Handling Categorical Data with Bokeh

Next thing that we'll learn to do using Bokeh library is handling categorical data. For that, we'll try and make a bar chart first. To make it interesting, let's try and create a chart which represents the number of world cups won by Argentina, Brazil, Spain, and Portugal. Sounds interesting? Let's code it.

from bokeh.io import show, output_file
from bokeh. plotting import figure

output_file("cups.html")

# List of teams to be included in the chart. Add or
# remove teams (and their World Cups won below) to
# see how it affects the chart
teams = ['Argentina', 'Brazil', 'Spain', 'Portugal']
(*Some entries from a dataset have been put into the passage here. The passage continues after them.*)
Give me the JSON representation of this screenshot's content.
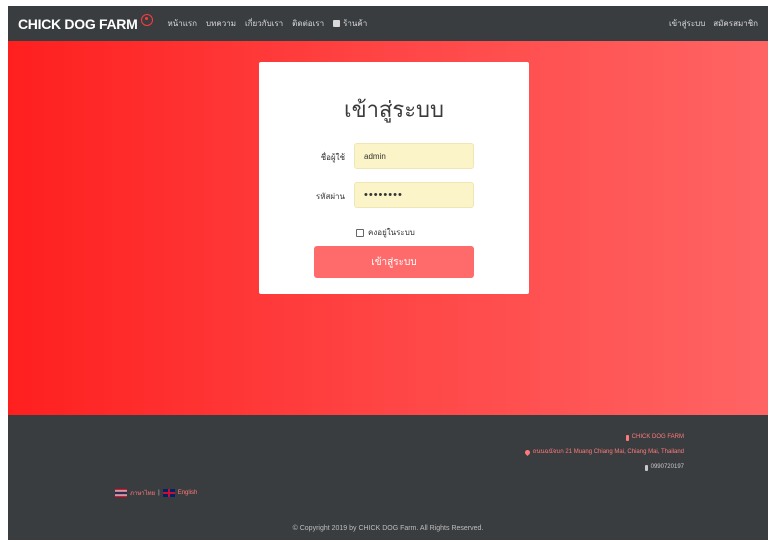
{
  "navbar": {
    "brand": "CHICK DOG FARM",
    "links": [
      "หน้าแรก",
      "บทความ",
      "เกี่ยวกับเรา",
      "ติดต่อเรา",
      "ร้านค้า"
    ],
    "right_links": [
      "เข้าสู่ระบบ",
      "สมัครสมาชิก"
    ]
  },
  "login": {
    "title": "เข้าสู่ระบบ",
    "username_label": "ชื่อผู้ใช้",
    "username_value": "admin",
    "password_label": "รหัสผ่าน",
    "password_value": "admin123",
    "remember_label": "คงอยู่ในระบบ",
    "submit_label": "เข้าสู่ระบบ"
  },
  "footer": {
    "facebook": "CHICK DOG FARM",
    "address": "ถนนฉนัจบก 21 Muang Chiang Mai, Chiang Mai, Thailand",
    "phone": "0990720197",
    "lang_thai": "ภาษาไทย",
    "lang_sep": "|",
    "lang_english": "English",
    "copyright": "© Copyright 2019 by CHICK DOG Farm. All Rights Reserved."
  },
  "colors": {
    "navbar_bg": "#3a3d40",
    "hero_gradient_start": "#ff1f1f",
    "hero_gradient_end": "#ff6464",
    "button_bg": "#ff6b6b",
    "input_bg": "#fbf4c8",
    "footer_link": "#ff7b7b"
  }
}
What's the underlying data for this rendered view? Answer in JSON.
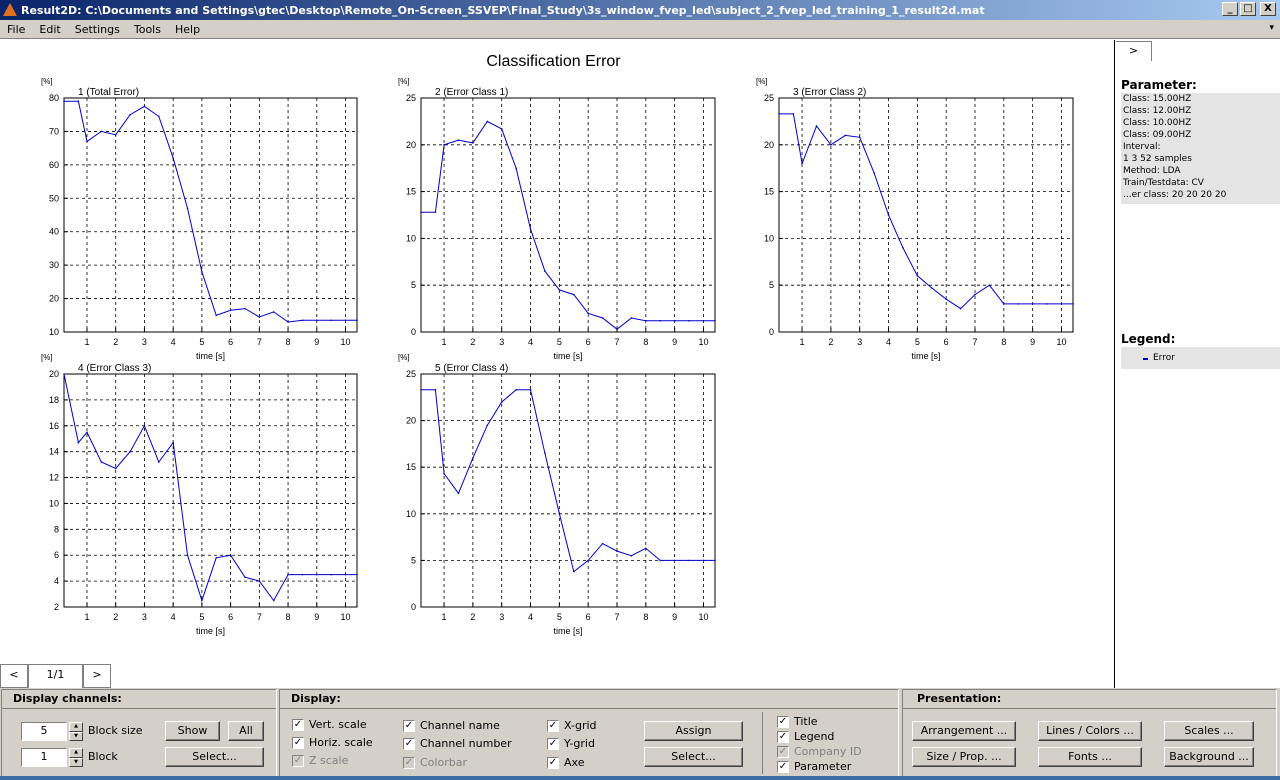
{
  "window": {
    "title": "Result2D:  C:\\Documents and Settings\\gtec\\Desktop\\Remote_On-Screen_SSVEP\\Final_Study\\3s_window_fvep_led\\subject_2_fvep_led_training_1_result2d.mat",
    "minimize": "_",
    "maximize": "□",
    "close": "X"
  },
  "menu": {
    "items": [
      "File",
      "Edit",
      "Settings",
      "Tools",
      "Help"
    ],
    "corner": "▾"
  },
  "figure": {
    "title": "Classification Error"
  },
  "chart_data": [
    {
      "type": "line",
      "title": "1 (Total Error)",
      "xlabel": "time [s]",
      "ylabel": "[%]",
      "ylim": [
        10,
        80
      ],
      "xlim": [
        0.2,
        10.4
      ],
      "yticks": [
        10,
        20,
        30,
        40,
        50,
        60,
        70,
        80
      ],
      "xticks": [
        1,
        2,
        3,
        4,
        5,
        6,
        7,
        8,
        9,
        10
      ],
      "grid": true,
      "series": [
        {
          "name": "Error",
          "x": [
            0.2,
            0.7,
            1.0,
            1.5,
            2.0,
            2.5,
            3.0,
            3.5,
            4.0,
            4.5,
            5.0,
            5.5,
            6.0,
            6.5,
            7.0,
            7.5,
            8.0,
            8.5,
            9.0,
            9.5,
            10.0,
            10.4
          ],
          "y": [
            79,
            79,
            67,
            70,
            69,
            75,
            77.5,
            74.5,
            62,
            47,
            28,
            15,
            16.5,
            17,
            14.5,
            16,
            13,
            13.5,
            13.5,
            13.5,
            13.5,
            13.5
          ]
        }
      ]
    },
    {
      "type": "line",
      "title": "2 (Error Class 1)",
      "xlabel": "time [s]",
      "ylabel": "[%]",
      "ylim": [
        0,
        25
      ],
      "xlim": [
        0.2,
        10.4
      ],
      "yticks": [
        0,
        5,
        10,
        15,
        20,
        25
      ],
      "xticks": [
        1,
        2,
        3,
        4,
        5,
        6,
        7,
        8,
        9,
        10
      ],
      "grid": true,
      "series": [
        {
          "name": "Error",
          "x": [
            0.2,
            0.7,
            1.0,
            1.5,
            2.0,
            2.5,
            3.0,
            3.5,
            4.0,
            4.5,
            5.0,
            5.5,
            6.0,
            6.5,
            7.0,
            7.5,
            8.0,
            8.5,
            9.0,
            9.5,
            10.0,
            10.4
          ],
          "y": [
            12.8,
            12.8,
            20,
            20.5,
            20.2,
            22.5,
            21.7,
            17.5,
            11,
            6.5,
            4.5,
            4,
            2,
            1.5,
            0.3,
            1.5,
            1.2,
            1.2,
            1.2,
            1.2,
            1.2,
            1.2
          ]
        }
      ]
    },
    {
      "type": "line",
      "title": "3 (Error Class 2)",
      "xlabel": "time [s]",
      "ylabel": "[%]",
      "ylim": [
        0,
        25
      ],
      "xlim": [
        0.2,
        10.4
      ],
      "yticks": [
        0,
        5,
        10,
        15,
        20,
        25
      ],
      "xticks": [
        1,
        2,
        3,
        4,
        5,
        6,
        7,
        8,
        9,
        10
      ],
      "grid": true,
      "series": [
        {
          "name": "Error",
          "x": [
            0.2,
            0.7,
            1.0,
            1.5,
            2.0,
            2.5,
            3.0,
            3.5,
            4.0,
            4.5,
            5.0,
            5.5,
            6.0,
            6.5,
            7.0,
            7.5,
            8.0,
            8.5,
            9.0,
            9.5,
            10.0,
            10.4
          ],
          "y": [
            23.3,
            23.3,
            18,
            22,
            20,
            21,
            20.8,
            17,
            12.5,
            9,
            6,
            4.7,
            3.5,
            2.5,
            4,
            5,
            3,
            3,
            3,
            3,
            3,
            3
          ]
        }
      ]
    },
    {
      "type": "line",
      "title": "4 (Error Class 3)",
      "xlabel": "time [s]",
      "ylabel": "[%]",
      "ylim": [
        2,
        20
      ],
      "xlim": [
        0.2,
        10.4
      ],
      "yticks": [
        2,
        4,
        6,
        8,
        10,
        12,
        14,
        16,
        18,
        20
      ],
      "xticks": [
        1,
        2,
        3,
        4,
        5,
        6,
        7,
        8,
        9,
        10
      ],
      "grid": true,
      "series": [
        {
          "name": "Error",
          "x": [
            0.2,
            0.7,
            1.0,
            1.5,
            2.0,
            2.5,
            3.0,
            3.5,
            4.0,
            4.5,
            5.0,
            5.5,
            6.0,
            6.5,
            7.0,
            7.5,
            8.0,
            8.5,
            9.0,
            9.5,
            10.0,
            10.4
          ],
          "y": [
            20,
            14.7,
            15.5,
            13.2,
            12.7,
            14,
            16,
            13.2,
            14.7,
            6,
            2.5,
            5.8,
            6,
            4.3,
            4,
            2.5,
            4.5,
            4.5,
            4.5,
            4.5,
            4.5,
            4.5
          ]
        }
      ]
    },
    {
      "type": "line",
      "title": "5 (Error Class 4)",
      "xlabel": "time [s]",
      "ylabel": "[%]",
      "ylim": [
        0,
        25
      ],
      "xlim": [
        0.2,
        10.4
      ],
      "yticks": [
        0,
        5,
        10,
        15,
        20,
        25
      ],
      "xticks": [
        1,
        2,
        3,
        4,
        5,
        6,
        7,
        8,
        9,
        10
      ],
      "grid": true,
      "series": [
        {
          "name": "Error",
          "x": [
            0.2,
            0.7,
            1.0,
            1.5,
            2.0,
            2.5,
            3.0,
            3.5,
            4.0,
            4.5,
            5.0,
            5.5,
            6.0,
            6.5,
            7.0,
            7.5,
            8.0,
            8.5,
            9.0,
            9.5,
            10.0,
            10.4
          ],
          "y": [
            23.3,
            23.3,
            14.3,
            12.2,
            16,
            19.5,
            22,
            23.3,
            23.3,
            16.5,
            10,
            3.8,
            5,
            6.8,
            6,
            5.5,
            6.3,
            5,
            5,
            5,
            5,
            5
          ]
        }
      ]
    }
  ],
  "side_panel": {
    "toggle": ">",
    "parameter_title": "Parameter:",
    "parameters": [
      "Class: 15.00HZ",
      "Class: 12.00HZ",
      "Class: 10.00HZ",
      "Class: 09.00HZ",
      "Interval:",
      "1    3   52 samples",
      "Method: LDA",
      "Train/Testdata: CV",
      "...er class: 20   20   20   20"
    ],
    "legend_title": "Legend:",
    "legend_item": "Error",
    "line_color": "#0000cc"
  },
  "pager": {
    "prev": "<",
    "page": "1/1",
    "next": ">"
  },
  "display_channels": {
    "title": "Display channels:",
    "block_size_value": "5",
    "block_size_label": "Block size",
    "block_value": "1",
    "block_label": "Block",
    "show_button": "Show",
    "all_button": "All",
    "select_button": "Select..."
  },
  "display": {
    "title": "Display:",
    "vert_scale": {
      "label": "Vert. scale",
      "checked": "✓"
    },
    "horiz_scale": {
      "label": "Horiz. scale",
      "checked": "✓"
    },
    "z_scale": {
      "label": "Z scale",
      "checked": "✓"
    },
    "channel_name": {
      "label": "Channel name",
      "checked": "✓"
    },
    "channel_number": {
      "label": "Channel number",
      "checked": "✓"
    },
    "colorbar": {
      "label": "Colorbar",
      "checked": "✓"
    },
    "x_grid": {
      "label": "X-grid",
      "checked": "✓"
    },
    "y_grid": {
      "label": "Y-grid",
      "checked": "✓"
    },
    "axe": {
      "label": "Axe",
      "checked": "✓"
    },
    "assign_button": "Assign",
    "select_button": "Select...",
    "title_cb": {
      "label": "Title",
      "checked": "✓"
    },
    "legend_cb": {
      "label": "Legend",
      "checked": "✓"
    },
    "company_id_cb": {
      "label": "Company ID",
      "checked": "✓"
    },
    "parameter_cb": {
      "label": "Parameter",
      "checked": "✓"
    }
  },
  "presentation": {
    "title": "Presentation:",
    "arrangement_button": "Arrangement ...",
    "lines_colors_button": "Lines / Colors ...",
    "scales_button": "Scales ...",
    "size_prop_button": "Size / Prop. ...",
    "fonts_button": "Fonts ...",
    "background_button": "Background ..."
  },
  "spin": {
    "up": "▲",
    "down": "▼"
  }
}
# Activity: We experimented with the Hover Tool and the
# Box Select tool in the previous example, try to
# include those tools in this graph

# Number of world cups that the team has won
wc_won = [5, 3, 4, 2]

# Setting toolbar_location=None and tools="" essentially
# hides the toolbar from the graph
barchart = figure(x_range=teams, plot_height=250, title="WC Counts",
           toolbar_location=None, tools="")

barchart.vbar(x=teams, top=wc_won, width=0.5)
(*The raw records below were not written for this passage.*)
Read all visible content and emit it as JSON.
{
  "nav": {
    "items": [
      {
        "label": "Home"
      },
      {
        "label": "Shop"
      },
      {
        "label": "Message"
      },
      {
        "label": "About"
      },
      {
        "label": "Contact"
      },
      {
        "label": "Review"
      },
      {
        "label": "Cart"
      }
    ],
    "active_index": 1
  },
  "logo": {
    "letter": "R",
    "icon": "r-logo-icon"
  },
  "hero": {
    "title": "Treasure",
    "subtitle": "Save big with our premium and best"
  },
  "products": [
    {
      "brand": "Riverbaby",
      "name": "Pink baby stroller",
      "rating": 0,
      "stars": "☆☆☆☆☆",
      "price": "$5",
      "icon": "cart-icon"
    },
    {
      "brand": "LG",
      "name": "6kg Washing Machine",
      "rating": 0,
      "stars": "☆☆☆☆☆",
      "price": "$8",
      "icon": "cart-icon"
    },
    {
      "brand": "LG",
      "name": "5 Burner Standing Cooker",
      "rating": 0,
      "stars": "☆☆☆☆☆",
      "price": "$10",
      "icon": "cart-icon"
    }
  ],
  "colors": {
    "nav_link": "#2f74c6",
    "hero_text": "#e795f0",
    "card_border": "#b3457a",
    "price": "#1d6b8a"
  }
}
# Acitivity: Play with the width variable and see what
# happens. In particular, try to set a value above 1 for
# it 

barchart.xgrid.grid_line_color = 'red'
barchart.y_range.start = 0

show(barchart)

Output:

World cup count graph

Do you notice something in the graph above? It's quite simple, and unimpressive, no? Let's make some changes in the above code, and make it a bit more colorful and aesthetic. Bokeh has a lot of options to help us with that. Let's see what we can do with it:

# Mostly the same code as above, except with a few
# additions to add more color to our currently dry graph

from bokeh.io import show, output_file
from bokeh.plotting import figure

# New imports below
from bokeh.models import ColumnDataSource

# A was added 4 to the end of Spectral because we have 4
# teams. If you had more or less you would have used that
# number instead
from bokeh.palettes import Spectral4

from bokeh.transform import factor_cmap

output_file("cups.html")

teams = ['Argentina', 'Brazil', 'Spain', 'Portugal']
wc_won = [5, 3, 4, 2]

source = ColumnDataSource(data=dict(teams=teams, wc_won=wc_won, color=Spectral4))

barchart = figure(x_range=teams, y_range=(0,8), plot_height=250, title="World Cups Won",
           toolbar_location=None, tools="")

barchart.vbar(x='teams', top='wc_won', width=0.5, color='color', legend='teams', source=source) 

# Here we change the position of the legend in the graph
# Normally it is displayed as a vertical list on the top
# right. These settings change that to a horizontal list
# instead, and display it at the top center of the graph
barchart.legend.orientation = "horizontal" 
barchart.legend.location = "top_center"

show(barchart)

Output:

improved World Cup count graph

Evidently, the new graph looks a lot better than before, with added interactivity.

Before concluding this article, I'd like to let you all know that this was just a glimpse of the functionality that Bokeh offers. There are tons of other cool things that you can do with it, and you should try them out by referring to Bokeh's documentation and following the available examples.

Conclusion

To sum it up, in this tutorial we learned about the Bokeh library's Python variant. We saw how to download and install it using the pip or anaconda distribution. We used Bokeh library programs to make interactive and dynamic visualizations of different types and using different data types as well. We also learned, by seeing practical examples, the reason why Bokeh is needed even though there are other more popular visualization libraries like matplotlib and Seaborn available. In short, Bokeh is very resourceful and can pretty much do all kinds of interactive visualizations that you may want.